C'est à Nyons, sur les bords du lac Léman, que naquit Louis Niedermeyer. Un goût naturel très pur, fortifié par un solide enseignement, l'attacha dès sa jeunesse et le tint passionnément attaché toute sa vie au culte des grands ancêtres de la musique. Les dons très caractérisés d'éducateur que cette connaissance des Maîtres n'avait pas tardé à éveiller en lui, Niedermeyer les manifesta d'abord en créant, en 1843, dans le but de restituer les chefs-d'œuvre des XVIe et XVIIe siècles, la Société de musique vocale religieuse et classique. Pour une entreprise correspondant si peu aux goûts du jour, de nombreux concours lui furent cependant immédiatement acquis. Il en vint même des plus hautes régions de la société parisienne, si l'on en juge par les noms des patronnesses : Princesse de Beauvau, Maréchale d'Albuféra, Duchesse de Coigny, Maréchale de Lobau, Princesse de Craon, Vicomtesse de Noailles, Duchesse de Talleyrand, etc..

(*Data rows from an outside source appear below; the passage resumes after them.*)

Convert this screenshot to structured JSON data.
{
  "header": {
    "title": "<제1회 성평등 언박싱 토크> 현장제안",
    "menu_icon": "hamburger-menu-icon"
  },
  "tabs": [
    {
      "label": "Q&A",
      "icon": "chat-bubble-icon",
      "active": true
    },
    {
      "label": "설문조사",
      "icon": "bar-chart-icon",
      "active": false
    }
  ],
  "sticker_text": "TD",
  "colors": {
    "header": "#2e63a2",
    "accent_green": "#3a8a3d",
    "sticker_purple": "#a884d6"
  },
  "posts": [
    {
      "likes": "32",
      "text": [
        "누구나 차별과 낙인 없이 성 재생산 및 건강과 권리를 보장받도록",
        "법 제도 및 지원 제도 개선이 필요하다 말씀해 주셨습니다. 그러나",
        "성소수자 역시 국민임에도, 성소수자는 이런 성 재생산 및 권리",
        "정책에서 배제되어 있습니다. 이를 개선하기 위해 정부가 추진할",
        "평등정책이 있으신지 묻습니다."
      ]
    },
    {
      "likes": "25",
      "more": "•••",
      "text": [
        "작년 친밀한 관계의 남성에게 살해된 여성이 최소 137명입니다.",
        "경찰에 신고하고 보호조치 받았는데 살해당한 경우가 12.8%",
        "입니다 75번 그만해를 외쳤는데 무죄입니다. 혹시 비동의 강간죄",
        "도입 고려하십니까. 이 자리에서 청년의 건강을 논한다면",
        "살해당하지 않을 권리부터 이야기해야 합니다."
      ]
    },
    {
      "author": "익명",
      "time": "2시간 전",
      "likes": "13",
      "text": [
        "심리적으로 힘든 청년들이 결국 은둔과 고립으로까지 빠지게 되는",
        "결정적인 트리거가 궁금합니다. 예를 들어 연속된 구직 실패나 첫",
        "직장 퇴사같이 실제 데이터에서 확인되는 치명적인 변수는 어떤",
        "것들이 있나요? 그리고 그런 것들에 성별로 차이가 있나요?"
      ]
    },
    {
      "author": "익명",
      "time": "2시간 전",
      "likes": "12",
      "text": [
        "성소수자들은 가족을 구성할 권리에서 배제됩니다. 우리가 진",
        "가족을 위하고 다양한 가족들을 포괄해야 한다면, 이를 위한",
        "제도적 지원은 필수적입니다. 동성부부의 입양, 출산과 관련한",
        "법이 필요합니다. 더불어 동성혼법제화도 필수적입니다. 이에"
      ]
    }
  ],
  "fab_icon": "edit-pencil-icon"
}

La foi de ces grandes dames fut-elle suffisamment agissante ? Toujours est-il que pareillement à tant d'autres nobles entreprises et malgré d'éclatants débuts, cette société ne vécut qu'un temps, mais assez cependant pour qu'il en soit resté la publication, en onze volumes, du magnifique répertoire qu'elle avait exécuté.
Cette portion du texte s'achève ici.